In the Anbar province, Iraq, near the end of March 2019, four Utah National Guard soldiers saw a surreal yet familiar sight: the Salt Lake Temple drove into view on the Al-Taqaddum Air Base. The men were 45 miles from Baghdad and 20 miles from Fallujah, Iraq's city of 200 mosques. In the heart of Iraq near one of Islam's ultra-conservative strongholds, the green trees and glinting angel Moroni of Temple Square was one of the last things any of these men expected to see.
But Capt. Mark Kattelman, 1st Lt. Ron Beckstrom, Chief Warrant Officer 3 Tyler Hobbs, and Sgt. 1st Class Jason Townsend unexpectedly saw a transport van with the words "Historic Temple Square free tours courtesy van" crisply printed on the side above the image of the Salt Lake Temple and Tabernacle. For the men who had been deployed since May 2018, the sight brought an unexpected piece of home.
A Temple Square tour van on the Al-Taqaddum Air Base. Image courtesy of Capt. Mark Kattelman.

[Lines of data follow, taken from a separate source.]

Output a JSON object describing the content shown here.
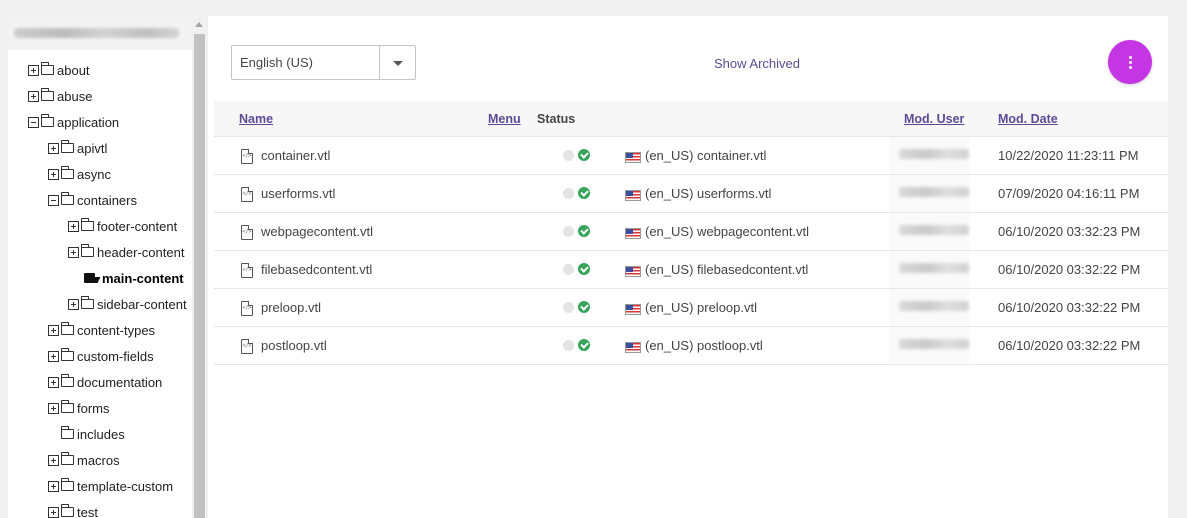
{
  "sidebar": {
    "host_label": "",
    "tree": [
      {
        "label": "about",
        "toggle": "plus",
        "depth": 0
      },
      {
        "label": "abuse",
        "toggle": "plus",
        "depth": 0
      },
      {
        "label": "application",
        "toggle": "minus",
        "depth": 0
      },
      {
        "label": "apivtl",
        "toggle": "plus",
        "depth": 1
      },
      {
        "label": "async",
        "toggle": "plus",
        "depth": 1
      },
      {
        "label": "containers",
        "toggle": "minus",
        "depth": 1
      },
      {
        "label": "footer-content",
        "toggle": "plus",
        "depth": 2
      },
      {
        "label": "header-content",
        "toggle": "plus",
        "depth": 2
      },
      {
        "label": "main-content",
        "toggle": "none",
        "depth": 2,
        "active": true
      },
      {
        "label": "sidebar-content",
        "toggle": "plus",
        "depth": 2
      },
      {
        "label": "content-types",
        "toggle": "plus",
        "depth": 1
      },
      {
        "label": "custom-fields",
        "toggle": "plus",
        "depth": 1
      },
      {
        "label": "documentation",
        "toggle": "plus",
        "depth": 1
      },
      {
        "label": "forms",
        "toggle": "plus",
        "depth": 1
      },
      {
        "label": "includes",
        "toggle": "none",
        "depth": 1
      },
      {
        "label": "macros",
        "toggle": "plus",
        "depth": 1
      },
      {
        "label": "template-custom",
        "toggle": "plus",
        "depth": 1
      },
      {
        "label": "test",
        "toggle": "plus",
        "depth": 1
      }
    ]
  },
  "toolbar": {
    "language": "English (US)",
    "show_archived": "Show Archived",
    "actions_icon": "vertical-dots-icon",
    "accent_color": "#c435e3"
  },
  "table": {
    "headers": {
      "name": "Name",
      "menu": "Menu",
      "status": "Status",
      "mod_user": "Mod. User",
      "mod_date": "Mod. Date"
    },
    "rows": [
      {
        "name": "container.vtl",
        "lang": "(en_US) container.vtl",
        "mod_date": "10/22/2020 11:23:11 PM"
      },
      {
        "name": "userforms.vtl",
        "lang": "(en_US) userforms.vtl",
        "mod_date": "07/09/2020 04:16:11 PM"
      },
      {
        "name": "webpagecontent.vtl",
        "lang": "(en_US) webpagecontent.vtl",
        "mod_date": "06/10/2020 03:32:23 PM"
      },
      {
        "name": "filebasedcontent.vtl",
        "lang": "(en_US) filebasedcontent.vtl",
        "mod_date": "06/10/2020 03:32:22 PM"
      },
      {
        "name": "preloop.vtl",
        "lang": "(en_US) preloop.vtl",
        "mod_date": "06/10/2020 03:32:22 PM"
      },
      {
        "name": "postloop.vtl",
        "lang": "(en_US) postloop.vtl",
        "mod_date": "06/10/2020 03:32:22 PM"
      }
    ]
  }
}
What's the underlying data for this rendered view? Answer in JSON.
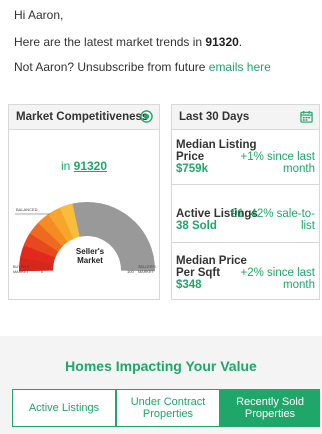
{
  "email": {
    "greeting": "Hi Aaron,",
    "intro_text": "Here are the latest market trends in ",
    "zip": "91320",
    "intro_end": ".",
    "unsub_text": "Not Aaron? Unsubscribe from future ",
    "unsub_link": "emails here"
  },
  "competitiveness": {
    "title": "Market Competitiveness",
    "in_label": "in ",
    "zip": "91320",
    "gauge": {
      "center_label_line1": "Seller's",
      "center_label_line2": "Market",
      "balanced_label": "BALANCED",
      "buyers_line1": "BUYER'S",
      "buyers_line2": "MARKET",
      "sellers_line1": "SELLER'S",
      "sellers_line2": "MARKET",
      "min_tick": "0",
      "max_tick": "100",
      "value_percent": 80
    }
  },
  "last30": {
    "title": "Last 30 Days",
    "rows": [
      {
        "label_line1": "Median Listing",
        "label_line2": "Price",
        "value": "$759k",
        "change_line1": "+1% since last",
        "change_line2": "month"
      },
      {
        "label_line1": "Active Listings",
        "value": "38 Sold",
        "change_line1": "91, 42% sale-to-",
        "change_line2": "list"
      },
      {
        "label_line1": "Median Price",
        "label_line2": "Per Sqft",
        "value": "$348",
        "change_line1": "+2% since last",
        "change_line2": "month"
      }
    ]
  },
  "homes": {
    "title": "Homes Impacting Your Value",
    "tabs": [
      {
        "line1": "Active Listings",
        "line2": ""
      },
      {
        "line1": "Under Contract",
        "line2": "Properties"
      },
      {
        "line1": "Recently Sold",
        "line2": "Properties"
      }
    ]
  },
  "colors": {
    "accent_green": "#1fa76a",
    "panel_bg": "#f4f4f4",
    "border": "#d8d8d8"
  }
}
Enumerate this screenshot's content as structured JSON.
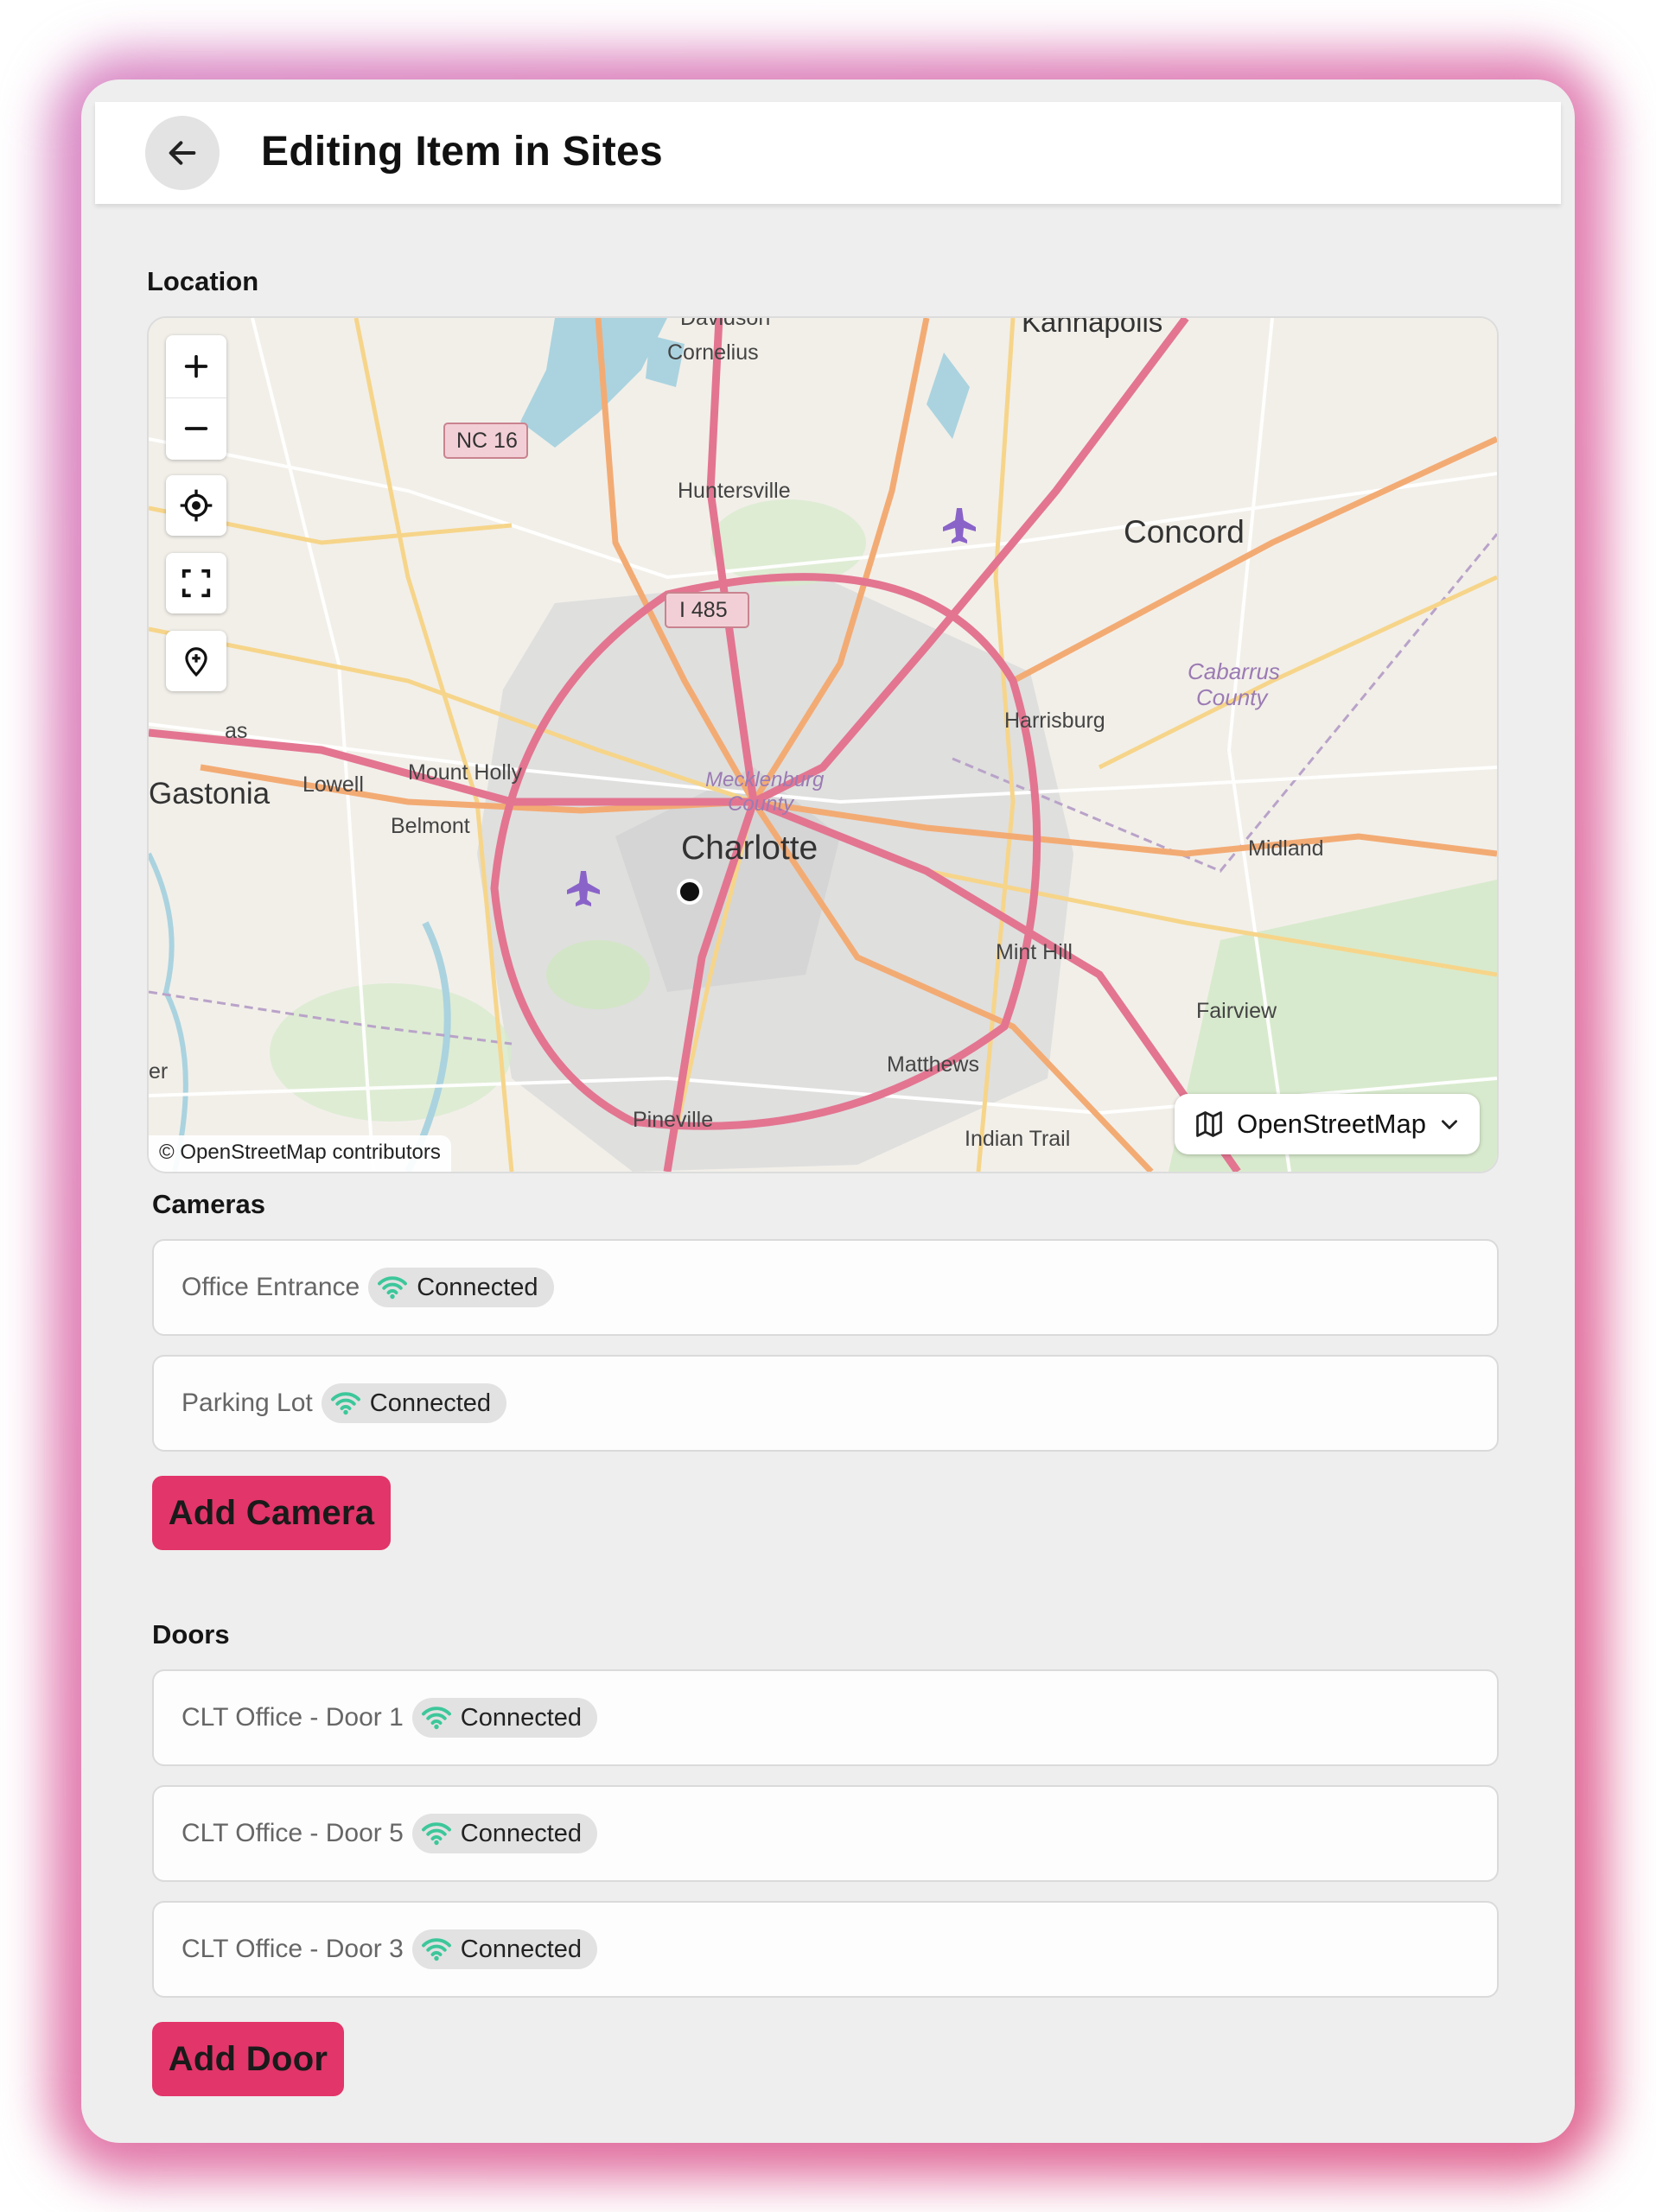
{
  "header": {
    "title": "Editing Item in Sites"
  },
  "location": {
    "label": "Location",
    "map": {
      "attribution": "© OpenStreetMap contributors",
      "layer_label": "OpenStreetMap",
      "places": {
        "davidson": "Davidson",
        "cornelius": "Cornelius",
        "kannapolis": "Kannapolis",
        "huntersville": "Huntersville",
        "concord": "Concord",
        "nc16": "NC 16",
        "i485": "I 485",
        "cabarrus1": "Cabarrus",
        "cabarrus2": "County",
        "harrisburg": "Harrisburg",
        "mount_holly": "Mount Holly",
        "as": "as",
        "gastonia": "Gastonia",
        "lowell": "Lowell",
        "belmont": "Belmont",
        "mecklenburg1": "Mecklenburg",
        "mecklenburg2": "County",
        "charlotte": "Charlotte",
        "midland": "Midland",
        "mint_hill": "Mint Hill",
        "fairview": "Fairview",
        "matthews": "Matthews",
        "er": "er",
        "pineville": "Pineville",
        "indian_trail": "Indian Trail"
      }
    }
  },
  "cameras": {
    "label": "Cameras",
    "items": [
      {
        "name": "Office Entrance",
        "status": "Connected"
      },
      {
        "name": "Parking Lot",
        "status": "Connected"
      }
    ],
    "add_label": "Add Camera"
  },
  "doors": {
    "label": "Doors",
    "items": [
      {
        "name": "CLT Office - Door 1",
        "status": "Connected"
      },
      {
        "name": "CLT Office - Door 5",
        "status": "Connected"
      },
      {
        "name": "CLT Office - Door 3",
        "status": "Connected"
      }
    ],
    "add_label": "Add Door"
  },
  "colors": {
    "accent": "#e2356a",
    "status_green": "#3cc79a",
    "frame_glow": "#e0628f"
  }
}
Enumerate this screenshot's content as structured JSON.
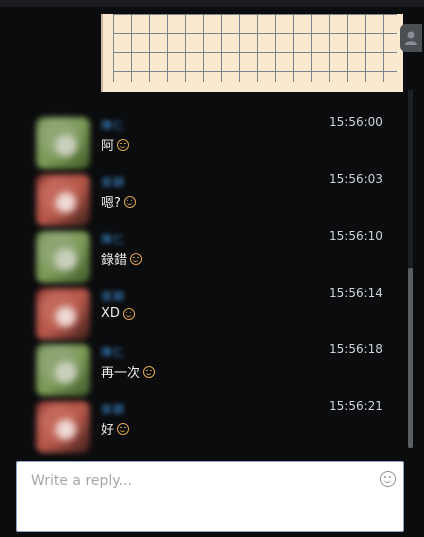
{
  "messages": [
    {
      "sender": "陳仁",
      "time": "15:56:00",
      "text": "阿",
      "avatar": "green"
    },
    {
      "sender": "張穎",
      "time": "15:56:03",
      "text": "嗯?",
      "avatar": "red"
    },
    {
      "sender": "陳仁",
      "time": "15:56:10",
      "text": "錄錯",
      "avatar": "green"
    },
    {
      "sender": "張穎",
      "time": "15:56:14",
      "text": "XD",
      "avatar": "red"
    },
    {
      "sender": "陳仁",
      "time": "15:56:18",
      "text": "再一次",
      "avatar": "green"
    },
    {
      "sender": "張穎",
      "time": "15:56:21",
      "text": "好",
      "avatar": "red"
    }
  ],
  "composer": {
    "placeholder": "Write a reply..."
  },
  "icons": {
    "emoji": "smiley-icon",
    "profile": "user-icon"
  },
  "colors": {
    "sender": "#3d8fd6",
    "emoji": "#e0a64a",
    "background": "#0b0c0e"
  }
}
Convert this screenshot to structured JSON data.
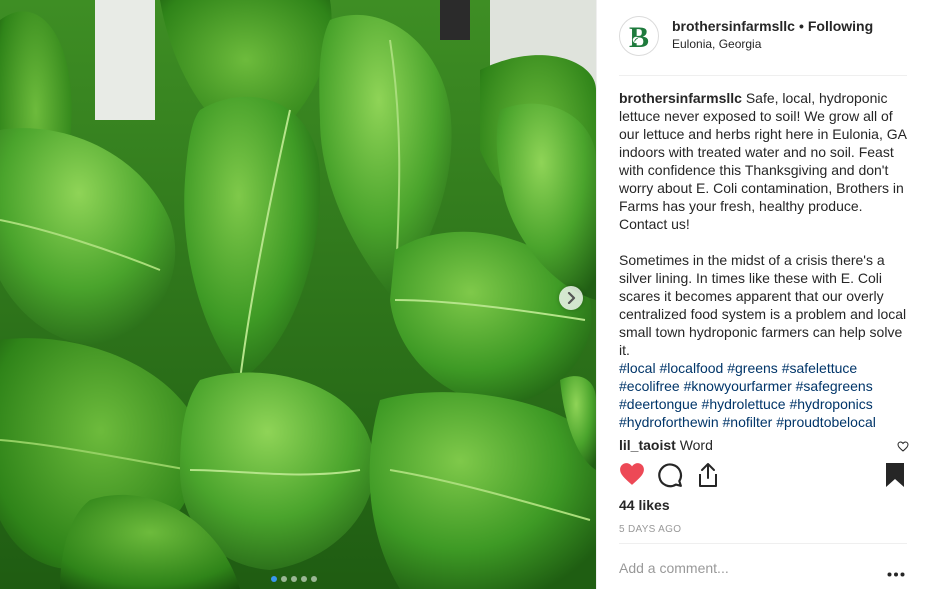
{
  "post": {
    "username": "brothersinfarmsllc",
    "separator": "•",
    "follow_status": "Following",
    "location": "Eulonia, Georgia",
    "avatar_letter": "B",
    "brand_color": "#1e7a3c"
  },
  "caption": {
    "username": "brothersinfarmsllc",
    "paragraph1": "Safe, local, hydroponic lettuce never exposed to soil! We grow all of our lettuce and herbs right here in Eulonia, GA indoors with treated water and no soil. Feast with confidence this Thanksgiving and don't worry about E. Coli contamination, Brothers in Farms has your fresh, healthy produce. Contact us!",
    "paragraph2": "Sometimes in the midst of a crisis there's a silver lining. In times like these with E. Coli scares it becomes apparent that our overly centralized food system is a problem and local small town hydroponic farmers can help solve it.",
    "hashtags": [
      "#local",
      "#localfood",
      "#greens",
      "#safelettuce",
      "#ecolifree",
      "#knowyourfarmer",
      "#safegreens",
      "#deertongue",
      "#hydrolettuce",
      "#hydroponics",
      "#hydroforthewin",
      "#nofilter",
      "#proudtobelocal"
    ]
  },
  "comment": {
    "username": "lil_taoist",
    "text": "Word"
  },
  "actions": {
    "like_icon": "heart-icon",
    "comment_icon": "comment-icon",
    "share_icon": "share-icon",
    "save_icon": "bookmark-icon",
    "liked_color": "#ed4956"
  },
  "likes": "44 likes",
  "timestamp": "5 DAYS AGO",
  "comment_box": {
    "placeholder": "Add a comment...",
    "more_icon": "more-icon"
  },
  "carousel": {
    "slide_count": 5,
    "active_index": 0,
    "next_icon": "chevron-right-icon",
    "active_color": "#3897f0"
  }
}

"Initially, it took me a second to recognize it was out of place," Capt. Kattelman says. "It was special for us to see a reminder of the Salt Lake City Temple and a reminder of home."
Kattelman continues: "Each member of our group took the opportunity to take a picture with the van, and we laughed about the circumstances that may have led to the van ending up there."
Capt. Mark Kattelman (left) and Chief Warrant Officer 3 Tyler Hobbs (right) with the Temple Square van in Iraq. Images courtesy of Mark Kattelman.
While these Utah-natives enjoyed speculating about the van's origins, the true story behind how it arrived at the Al-Taqaddum Air Base is a mystery. Kattelman thinks it was most likely a surplus vehicle and the purchaser did not want to take the time or money to remove the Temple Square graphics.
Regardless of how a van from Salt Lake City ended up on the sandy plains of Iraq, it meant something to Kattelman. "Seeing the van to me was a reminder of home and what feels like home to me," he says. "My faith and membership in The Church of Jesus Christ is special to me," he says.
But the van meant something different for other soldiers on the base.
"While waiting for [our] aircraft to arrive, a group of soldiers were making disrespectful comments regarding The Church of Jesus Christ of Latter-day Saints," Kattelman says. "This is a common situation, as there are many who only know the stereotypes associated with our religion." But Kattelman also recognizes that these moments create "an opportunity to stand up for our faith. I did exactly that."
He continues, "I raised my voice and asked if they were talking trash about Mormons. They stopped and asked if I was a Mormon, to which I proudly responded that I was. I was ready to fight, but was immediately overcome with a sense of peace and smiled at them. . . . I am reminded that in those situations I should not fall back on my imperfections and jump to confrontation. I am reminded that it creates an opportunity to represent our church. Although I am not perfect, I was reminded of that, and that is why I began to smile."
Capt. Mark Kattelman, a member of the National Guard, while deployed in Iraq. Image courtesy of Mark Kattelman.
Much like President Thomas S. Monson, who "dared to stand alone" as a Latter-day Saint at Navy boot camp, Kattelman had the courage to live and represent his faith. But in that moment, he also felt love and respect for the soldiers he was speaking to. "I really do not think they meant any disrespect to me or any member of our faith," Kattelman says. "They are a noble group of soldiers who are assigned to a tough place and away from home."
But, as Kattelman has learned, even in alien landscapes far away from what is familiar, God will send small graces to remind us of Him, our faith, and all they mean to us.